On our way back, we stopped at Sweet Tomatoes, the salad bar buffet, where at dessert time, I took a small bowl of tapioca pudding, and while in line, I put it down beside me to get something, and a young little preteen girl runs up to me, sticks her finger in my bowl of tapioca pudding and licks off her finger. I must have given a look of shock, because she stared up at me with an ice cream mustache, probably ice cream from some other person’s ice cream bowl, and said, "Sorry" and then hopped away.

Then tonight, I went to Sam's Club to get some groceries. It wasn't very busy and very few people were there. As I took my cart and started pushing it down the long aisle, this fuzzy headed middle-aged woman with a long brightly colored skirt, bobby socks and 1950's shoes walked up to my cart and stayed glued next to me while I went down the aisle. At first I was like, someone must have lost their mentally challenged aunt and for some reason she's hanging out with me, but then after several minutes, up from her side came a clip board and binder and she said in a thick Eastern European accent with some kind of speech impediment, "Would you like to buy a sunroom?"

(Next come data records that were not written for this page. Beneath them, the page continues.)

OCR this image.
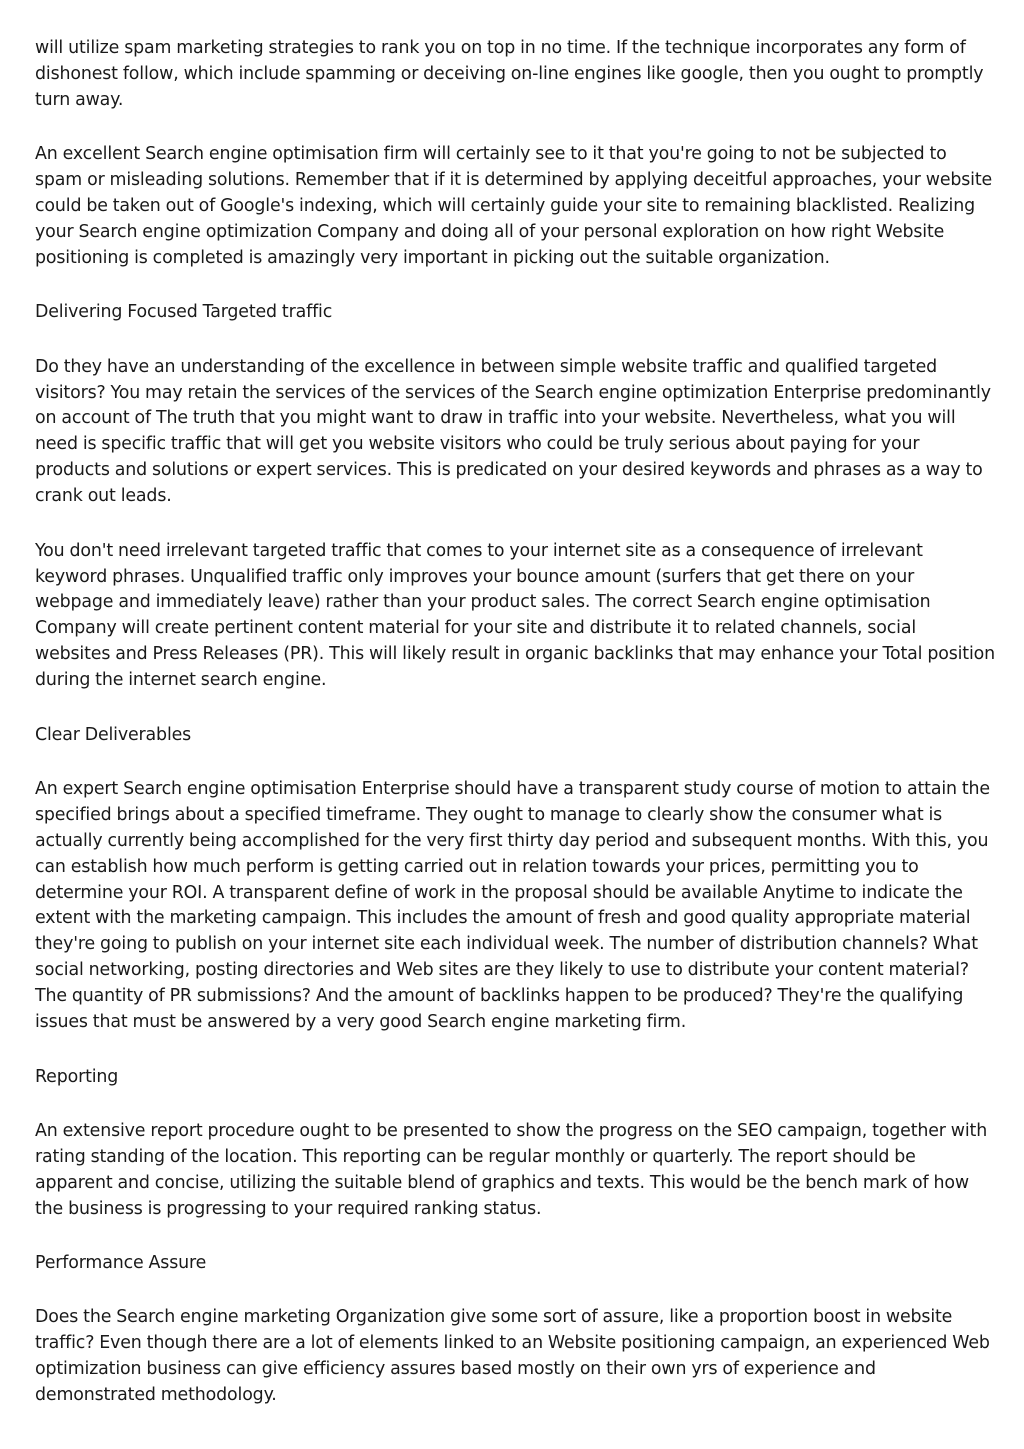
will utilize spam marketing strategies to rank you on top in no time. If the technique incorporates any form of dishonest follow, which include spamming or deceiving on-line engines like google, then you ought to promptly turn away.

An excellent Search engine optimisation firm will certainly see to it that you're going to not be subjected to spam or misleading solutions. Remember that if it is determined by applying deceitful approaches, your website could be taken out of Google's indexing, which will certainly guide your site to remaining blacklisted. Realizing your Search engine optimization Company and doing all of your personal exploration on how right Website positioning is completed is amazingly very important in picking out the suitable organization.

Delivering Focused Targeted traffic

Do they have an understanding of the excellence in between simple website traffic and qualified targeted visitors? You may retain the services of the services of the Search engine optimization Enterprise predominantly on account of The truth that you might want to draw in traffic into your website. Nevertheless, what you will need is specific traffic that will get you website visitors who could be truly serious about paying for your products and solutions or expert services. This is predicated on your desired keywords and phrases as a way to crank out leads.

You don't need irrelevant targeted traffic that comes to your internet site as a consequence of irrelevant keyword phrases. Unqualified traffic only improves your bounce amount (surfers that get there on your webpage and immediately leave) rather than your product sales. The correct Search engine optimisation Company will create pertinent content material for your site and distribute it to related channels, social websites and Press Releases (PR). This will likely result in organic backlinks that may enhance your Total position during the internet search engine.

Clear Deliverables

An expert Search engine optimisation Enterprise should have a transparent study course of motion to attain the specified brings about a specified timeframe. They ought to manage to clearly show the consumer what is actually currently being accomplished for the very first thirty day period and subsequent months. With this, you can establish how much perform is getting carried out in relation towards your prices, permitting you to determine your ROI. A transparent define of work in the proposal should be available Anytime to indicate the extent with the marketing campaign. This includes the amount of fresh and good quality appropriate material they're going to publish on your internet site each individual week. The number of distribution channels? What social networking, posting directories and Web sites are they likely to use to distribute your content material? The quantity of PR submissions? And the amount of backlinks happen to be produced? They're the qualifying issues that must be answered by a very good Search engine marketing firm.

Reporting

An extensive report procedure ought to be presented to show the progress on the SEO campaign, together with rating standing of the location. This reporting can be regular monthly or quarterly. The report should be apparent and concise, utilizing the suitable blend of graphics and texts. This would be the bench mark of how the business is progressing to your required ranking status.

Performance Assure

Does the Search engine marketing Organization give some sort of assure, like a proportion boost in website traffic? Even though there are a lot of elements linked to an Website positioning campaign, an experienced Web optimization business can give efficiency assures based mostly on their own yrs of experience and demonstrated methodology.
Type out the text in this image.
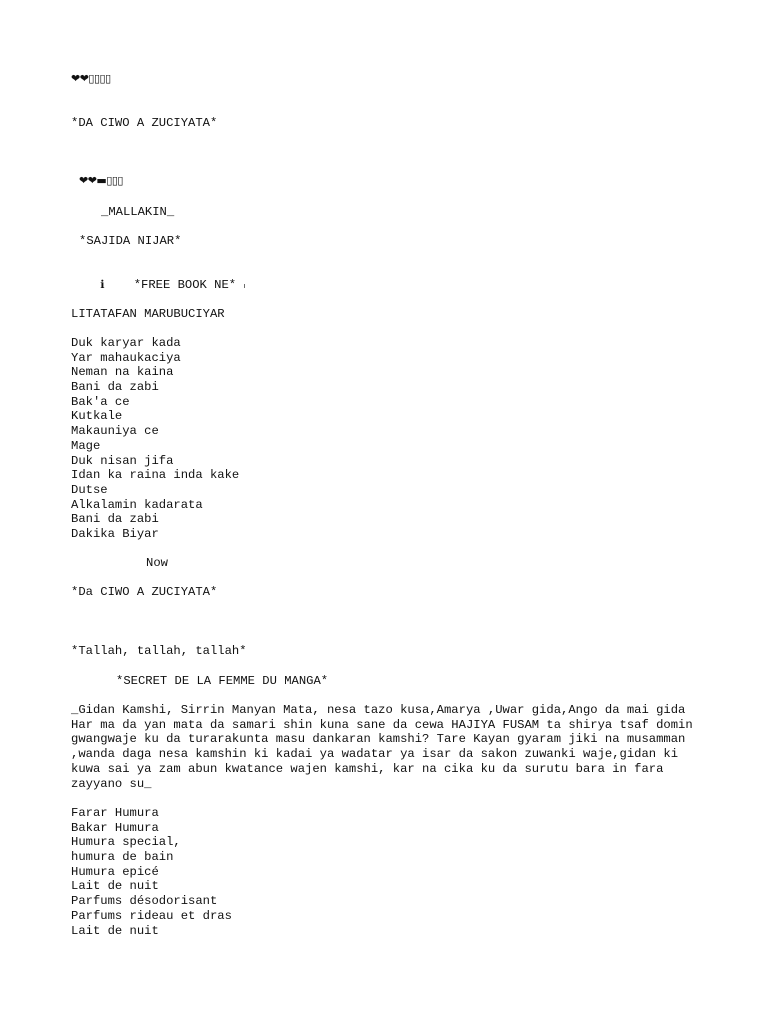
❤❤▯▯▯▯
*DA CIWO A ZUCIYATA*
❤❤▬▯▯▯
_MALLAKIN_
*SAJIDA NIJAR*

ℹ *FREE BOOK NE* ı

LITATAFAN MARUBUCIYAR
Duk karyar kada
Yar mahaukaciya
Neman na kaina
Bani da zabi
Bak'a ce
Kutkale
Makauniya ce
Mage
Duk nisan jifa
Idan ka raina inda kake
Dutse
Alkalamin kadarata
Bani da zabi
Dakika Biyar
Now
*Da CIWO A ZUCIYATA*
*Tallah, tallah, tallah*
*SECRET DE LA FEMME DU MANGA*
_Gidan Kamshi, Sirrin Manyan Mata, nesa tazo kusa,Amarya ,Uwar gida,Ango da mai gida Har ma da yan mata da samari shin kuna sane da cewa HAJIYA FUSAM ta shirya tsaf domin gwangwaje ku da turarakunta masu dankaran kamshi? Tare Kayan gyaram jiki na musamman ,wanda daga nesa kamshin ki kadai ya wadatar ya isar da sakon zuwanki waje,gidan ki kuwa sai ya zam abun kwatance wajen kamshi, kar na cika ku da surutu bara in fara zayyano su_
Farar Humura
Bakar Humura
Humura special,
humura de bain
Humura epicé
Lait de nuit
Parfums désodorisant
Parfums rideau et dras
Lait de nuit
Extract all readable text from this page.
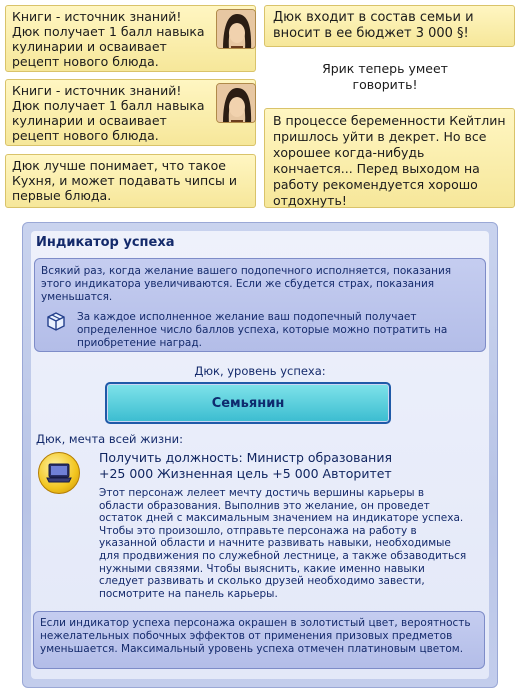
Книги - источник знаний! Дюк получает 1 балл навыка кулинарии и осваивает рецепт нового блюда.
Книги - источник знаний! Дюк получает 1 балл навыка кулинарии и осваивает рецепт нового блюда.
Дюк лучше понимает, что такое Кухня, и может подавать чипсы и первые блюда.
Дюк входит в состав семьи и вносит в ее бюджет 3 000 §!
Ярик теперь умеет говорить!
В процессе беременности Кейтлин пришлось уйти в декрет. Но все хорошее когда-нибудь кончается... Перед выходом на работу рекомендуется хорошо отдохнуть!
Индикатор успеха
Всякий раз, когда желание вашего подопечного исполняется, показания этого индикатора увеличиваются. Если же сбудется страх, показания уменьшатся.
За каждое исполненное желание ваш подопечный получает определенное число баллов успеха, которые можно потратить на приобретение наград.
Дюк, уровень успеха:
Семьянин
Дюк, мечта всей жизни:
Получить должность: Министр образования
+25 000 Жизненная цель +5 000 Авторитет
Этот персонаж лелеет мечту достичь вершины карьеры в области образования. Выполнив это желание, он проведет остаток дней с максимальным значением на индикаторе успеха. Чтобы это произошло, отправьте персонажа на работу в указанной области и начните развивать навыки, необходимые для продвижения по служебной лестнице, а также обзаводиться нужными связями. Чтобы выяснить, какие именно навыки следует развивать и сколько друзей необходимо завести, посмотрите на панель карьеры.
Если индикатор успеха персонажа окрашен в золотистый цвет, вероятность нежелательных побочных эффектов от применения призовых предметов уменьшается. Максимальный уровень успеха отмечен платиновым цветом.
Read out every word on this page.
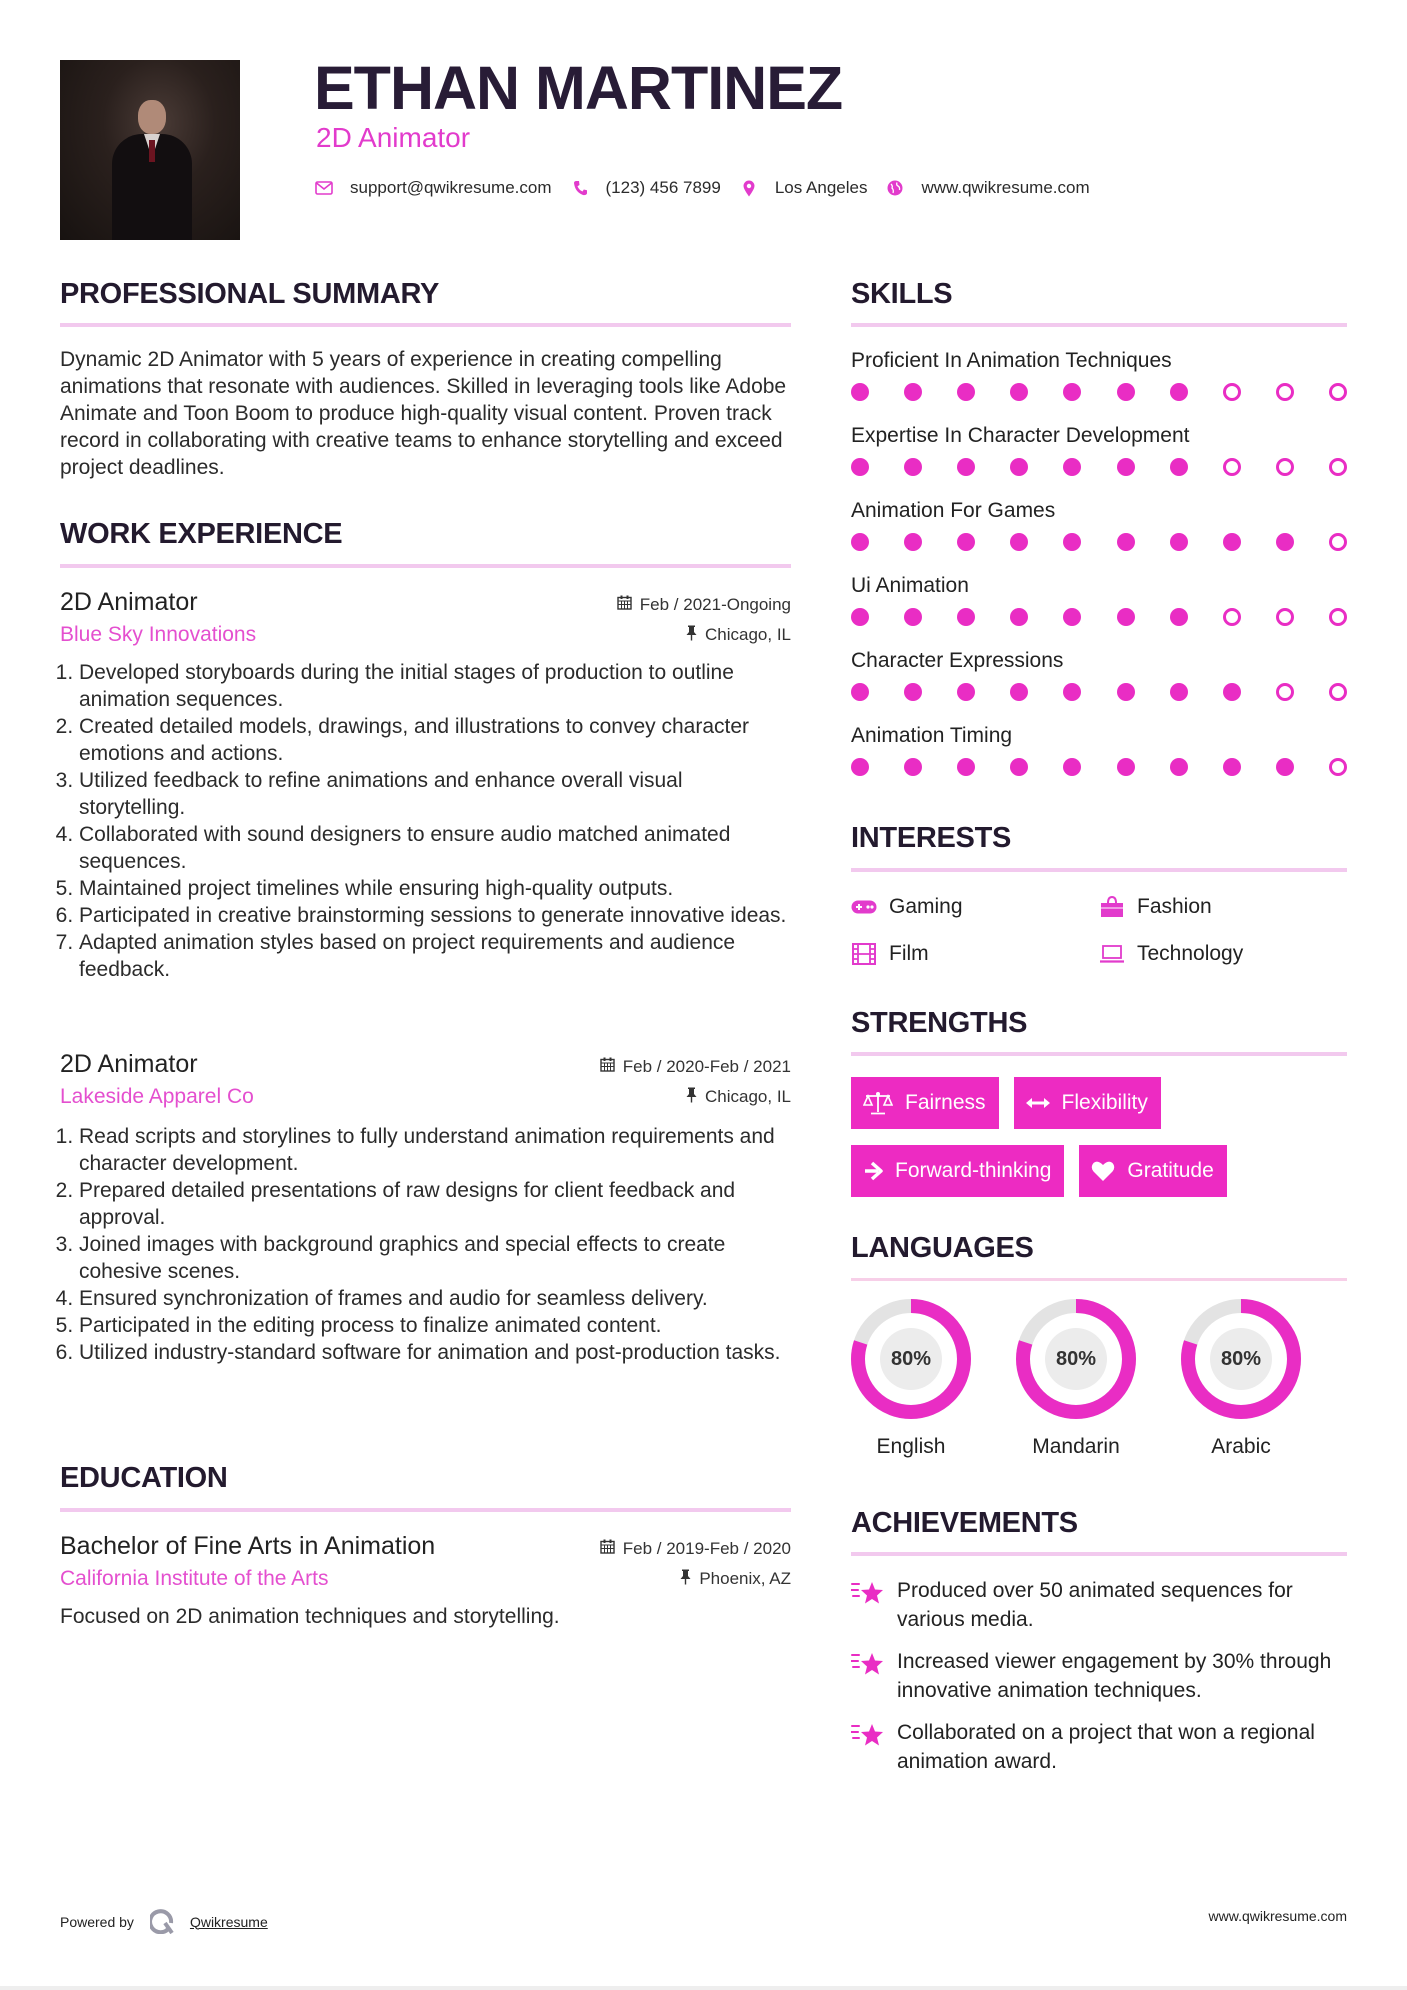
ETHAN MARTINEZ
2D Animator
support@qwikresume.com	(123) 456 7899	Los Angeles	www.qwikresume.com
PROFESSIONAL SUMMARY
Dynamic 2D Animator with 5 years of experience in creating compelling animations that resonate with audiences. Skilled in leveraging tools like Adobe Animate and Toon Boom to produce high-quality visual content. Proven track record in collaborating with creative teams to enhance storytelling and exceed project deadlines.
WORK EXPERIENCE
2D Animator	Feb / 2021-Ongoing
Blue Sky Innovations	Chicago, IL
1. Developed storyboards during the initial stages of production to outline animation sequences.
2. Created detailed models, drawings, and illustrations to convey character emotions and actions.
3. Utilized feedback to refine animations and enhance overall visual storytelling.
4. Collaborated with sound designers to ensure audio matched animated sequences.
5. Maintained project timelines while ensuring high-quality outputs.
6. Participated in creative brainstorming sessions to generate innovative ideas.
7. Adapted animation styles based on project requirements and audience feedback.
2D Animator	Feb / 2020-Feb / 2021
Lakeside Apparel Co	Chicago, IL
1. Read scripts and storylines to fully understand animation requirements and character development.
2. Prepared detailed presentations of raw designs for client feedback and approval.
3. Joined images with background graphics and special effects to create cohesive scenes.
4. Ensured synchronization of frames and audio for seamless delivery.
5. Participated in the editing process to finalize animated content.
6. Utilized industry-standard software for animation and post-production tasks.
EDUCATION
Bachelor of Fine Arts in Animation	Feb / 2019-Feb / 2020
California Institute of the Arts	Phoenix, AZ
Focused on 2D animation techniques and storytelling.
SKILLS
Proficient In Animation Techniques
Expertise In Character Development
Animation For Games
Ui Animation
Character Expressions
Animation Timing
INTERESTS
Gaming	Fashion
Film	Technology
STRENGTHS
Fairness	Flexibility
Forward-thinking	Gratitude
LANGUAGES
80%
English
80%
Mandarin
80%
Arabic
ACHIEVEMENTS
Produced over 50 animated sequences for various media.
Increased viewer engagement by 30% through innovative animation techniques.
Collaborated on a project that won a regional animation award.
Powered by	Qwikresume	www.qwikresume.com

Now if you've ever been to Sam's Club or Costco, you know as soon as you step an inch past the checkout counters, these people come at you, trying to sell you sunrooms, cell phones and whatever else they can attack you with right when you get into the door. So I relaxed a bit once I knew I wasn't being followed by some crazy lady but instead was being followed by a weird woman selling sunrooms.

"No thank you," I said as she went on with her spiel. "See," she said. She flipped through the pictures, quickly trying to keep up with me while I was trying to get away with my cart. "No," I said, "I'm not interested" and turned the cart immediately to the right to enter another aisle and to hopefully, be out of her selling zone.

Fifteen minutes later, I'm on the other side of the store looking at outfits for Olivia and I see the fuzzy headed woman heading straight toward me again. I move into the hanging clothes a bit more, hoping she doesn't see me however, there are only around ten people in the entire Sam's Club so I guess she felt she had to be persistent with a low volume of customers to badger.

She stopped directly beside me. Obviously, me hiding behind the clothes rack didn't work. "Would you like to buy a sunroom?" she said again in her thick accent and meaningless expression.
"You already asked me," I pointed out and with no response she immediately left and was on to a new customer she spotted coming down the aisle.

I know there are crazy people out there - people with no social discretion, people who think everything is their domain to claim like the tapioca pudding girl, people that are, as the saying goes, "two colors short of a rainbow" which can certainly describe the fuzzy headed sunroom saleswoman from Sam's Club. (And her kaleidoscope of a skirt I might add.)

The world is filled with people that you wonder, "Where did you come from?" Because sometimes it sure doesn't feel like they came from planet Earth.

When I first started working at United Airline's answering phones, we blamed it on the full moon. We all knew what kind of customer phone calls we were going to get when there was a full moon that night.
Like clockwork, they would call us. And we knew it would always be an interesting night when we worked the late shift.

The only thing I can say is there must be a full moon out this whole entire week because I certainly had my fill of strange people.

So the next time you run into one of them, someone you consider crazy, strange, peculiar, a little bit off - because you know you will, we've all seen them out there - stop and say, "Where did you come from?" and then thank God nobody classifies you as one of them.